While some might view Arianism as recognizing Jesus, in effect, as a prophet in all but terminology, we have been clear that Arians gave no evidence that they could think of rejecting Paul. [xvii] And the ‘deity’ of Jesus? Yes, Arians accepted this ‘divine’ – ‘divinity’ terminology in their allegiance to the innovative teachings of Paul, but—to their credit—they dragged their feet on defaulting to pagan concepts for understanding Jesus’ relationship to God.
Having left behind Jesus’ Aramaic language [xviii] context—wherein the original ‘Father’-‘Son’ relationship was a coded messianic metaphor (see Part 8)—the Church blindly followed Paul into the Greek and Latin language arena of literal conceptualizations of these terms, and has remained therein until today.
Arianism in its original form disappeared rapidly as a living force within the Roman Empire, and by the seventh century the last of the Arian tribes in Western Europe had been converted to Catholicism. (p. 227)
Soon, most of the Eastern world would come under the domination of a new religion offering another interpretation of Jesus’ nature and mission. The Islamic Jesus was not the incarnate God of Nicene Christianity or the superangelic Son of the Arians. In the view of the Muslim conquerors, he was a divinely inspired man: a spiritual genius ranking with the greatest prophets, Moses and Muhammad himself. Apparently, this teaching struck a chord among large numbers of easterners who still thought of God as unitary, and who had not fully accepted Jesus’ incorporation into the Godhead. This may explain why, in the Middle East and North Africa, the whole [Christian] structure was swept away in a few decades by the Arab tribes and their clear Moslem doctrine of One God. With the ascension of Islam, Arianism as a discrete religious philosophy disappeared in the East as well as in the West. (Rubenstein, pp. 230-231)
Yet, in fact, Arianism [xix] would never completely die among Christians:
About one thousand years later, Arian beliefs would be espoused by a number of well-known English Protestants, some of whom would go on to create Unitarianism. (p. 227)
Unitarian Christians Today
Today the Unitarian Church/ Unitarian Universalist Society [xx] is a widespread, socially active movement—dating back to the mid-sixteenth century in Protestant [Christian] Europe—with religious services and discussion groups appealing to people from a variety of Christian, even Jewish and other, backgrounds.
Unitarians are linked historically to an anti-Trinitarian belief system in which Jesus is seen as a prophet; they reject other mainline Christian beliefs like “original sin,” [xxi] “predestination” (predetermination) [xxii] and biblical “inerrancy.” [xxiii] They appreciate hearing diverse viewpoints and welcome Muslim speakers.
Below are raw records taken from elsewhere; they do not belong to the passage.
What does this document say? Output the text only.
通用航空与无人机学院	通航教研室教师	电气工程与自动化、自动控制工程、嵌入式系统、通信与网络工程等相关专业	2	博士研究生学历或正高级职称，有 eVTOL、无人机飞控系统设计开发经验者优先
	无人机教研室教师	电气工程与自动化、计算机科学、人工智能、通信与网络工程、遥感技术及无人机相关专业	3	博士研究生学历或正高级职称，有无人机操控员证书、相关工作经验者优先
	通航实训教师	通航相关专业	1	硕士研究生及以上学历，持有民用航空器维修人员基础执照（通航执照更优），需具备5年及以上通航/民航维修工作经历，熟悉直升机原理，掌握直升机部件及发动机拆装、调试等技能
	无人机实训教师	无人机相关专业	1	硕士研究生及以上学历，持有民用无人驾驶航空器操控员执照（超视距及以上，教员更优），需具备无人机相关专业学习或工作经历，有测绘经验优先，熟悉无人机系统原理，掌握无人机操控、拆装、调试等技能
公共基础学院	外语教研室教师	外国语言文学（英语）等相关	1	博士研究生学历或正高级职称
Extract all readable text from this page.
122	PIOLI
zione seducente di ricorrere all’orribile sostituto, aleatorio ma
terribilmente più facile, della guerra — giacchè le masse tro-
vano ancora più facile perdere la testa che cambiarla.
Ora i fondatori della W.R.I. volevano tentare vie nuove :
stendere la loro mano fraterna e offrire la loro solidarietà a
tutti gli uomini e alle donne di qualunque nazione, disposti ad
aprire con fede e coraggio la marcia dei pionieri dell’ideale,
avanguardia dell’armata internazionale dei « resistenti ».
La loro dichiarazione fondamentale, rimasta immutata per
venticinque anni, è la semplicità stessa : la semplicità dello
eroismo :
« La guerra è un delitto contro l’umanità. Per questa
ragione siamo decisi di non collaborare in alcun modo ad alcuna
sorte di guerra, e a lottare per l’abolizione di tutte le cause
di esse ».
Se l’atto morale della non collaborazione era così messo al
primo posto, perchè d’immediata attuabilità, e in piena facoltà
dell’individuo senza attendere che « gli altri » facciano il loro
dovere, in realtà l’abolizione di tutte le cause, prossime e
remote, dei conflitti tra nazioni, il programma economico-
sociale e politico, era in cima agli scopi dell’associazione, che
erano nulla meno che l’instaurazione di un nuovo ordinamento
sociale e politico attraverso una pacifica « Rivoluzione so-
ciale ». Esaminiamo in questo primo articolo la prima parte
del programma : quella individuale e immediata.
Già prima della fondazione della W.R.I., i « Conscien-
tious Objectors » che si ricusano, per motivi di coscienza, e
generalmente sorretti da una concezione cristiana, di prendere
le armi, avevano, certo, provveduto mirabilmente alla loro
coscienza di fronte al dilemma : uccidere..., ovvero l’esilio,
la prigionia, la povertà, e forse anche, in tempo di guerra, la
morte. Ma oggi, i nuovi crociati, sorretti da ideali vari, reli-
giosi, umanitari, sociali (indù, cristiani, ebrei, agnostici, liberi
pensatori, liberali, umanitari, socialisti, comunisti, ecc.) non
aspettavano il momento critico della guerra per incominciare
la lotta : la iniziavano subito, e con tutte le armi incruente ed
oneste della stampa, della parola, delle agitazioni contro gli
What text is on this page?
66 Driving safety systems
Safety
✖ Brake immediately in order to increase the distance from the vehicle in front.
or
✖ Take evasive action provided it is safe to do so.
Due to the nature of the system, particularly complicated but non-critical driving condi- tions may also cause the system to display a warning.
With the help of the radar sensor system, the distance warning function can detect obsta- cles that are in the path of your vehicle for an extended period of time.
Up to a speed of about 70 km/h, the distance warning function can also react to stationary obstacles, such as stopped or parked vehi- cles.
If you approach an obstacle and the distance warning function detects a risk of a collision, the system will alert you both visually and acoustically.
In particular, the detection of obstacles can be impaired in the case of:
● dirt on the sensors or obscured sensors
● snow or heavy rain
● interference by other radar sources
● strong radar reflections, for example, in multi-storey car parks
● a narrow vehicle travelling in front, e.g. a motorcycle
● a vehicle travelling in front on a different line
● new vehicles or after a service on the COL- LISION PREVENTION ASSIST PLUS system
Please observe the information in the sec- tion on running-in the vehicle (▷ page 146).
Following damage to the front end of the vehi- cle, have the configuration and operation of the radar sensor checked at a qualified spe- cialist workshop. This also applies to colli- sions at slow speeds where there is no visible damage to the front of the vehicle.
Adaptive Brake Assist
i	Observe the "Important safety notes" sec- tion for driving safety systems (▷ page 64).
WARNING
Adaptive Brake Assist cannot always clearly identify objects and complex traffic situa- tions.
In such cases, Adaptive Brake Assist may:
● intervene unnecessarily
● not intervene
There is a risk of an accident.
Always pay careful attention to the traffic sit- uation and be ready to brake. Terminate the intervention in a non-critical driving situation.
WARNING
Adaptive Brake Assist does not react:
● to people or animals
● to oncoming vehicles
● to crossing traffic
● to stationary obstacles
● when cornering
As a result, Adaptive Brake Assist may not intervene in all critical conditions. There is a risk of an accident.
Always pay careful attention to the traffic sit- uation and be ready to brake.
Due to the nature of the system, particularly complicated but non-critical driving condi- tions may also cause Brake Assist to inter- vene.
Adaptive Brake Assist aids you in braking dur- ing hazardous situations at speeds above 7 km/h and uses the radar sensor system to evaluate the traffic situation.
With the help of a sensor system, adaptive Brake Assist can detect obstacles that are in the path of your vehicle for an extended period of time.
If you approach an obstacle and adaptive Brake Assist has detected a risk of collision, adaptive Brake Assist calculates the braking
Unfortunately, not many serious persons of Christian heritage are familiar with this option within Christianity, nor are they aware of the option of pure monotheism (Islam!) Thus most disaffected Christians choose—from among a narrowed set of options—to leave behind organized religion altogether or to consider something more contemplative or rationally spiritual.
Arian Christians –> Muslims
As we know, when the Muslim political conquest swept across North Africa, Mesopotamia and Asia Minor, Islam came to be readily accepted by Christian populations that had been Arian in their orientation to Jesus. Centuries later, in Medieval Christian Europe, the effects of Islamic conquest were still being felt culturally and academically: Arabic was a predominant language of scholarship, with ties to Andalusian Muslim Spain. [xxiv] All of this is beyond the scope of the topic at hand, although potentially of great historical interest in our interactions with our interfaith partners.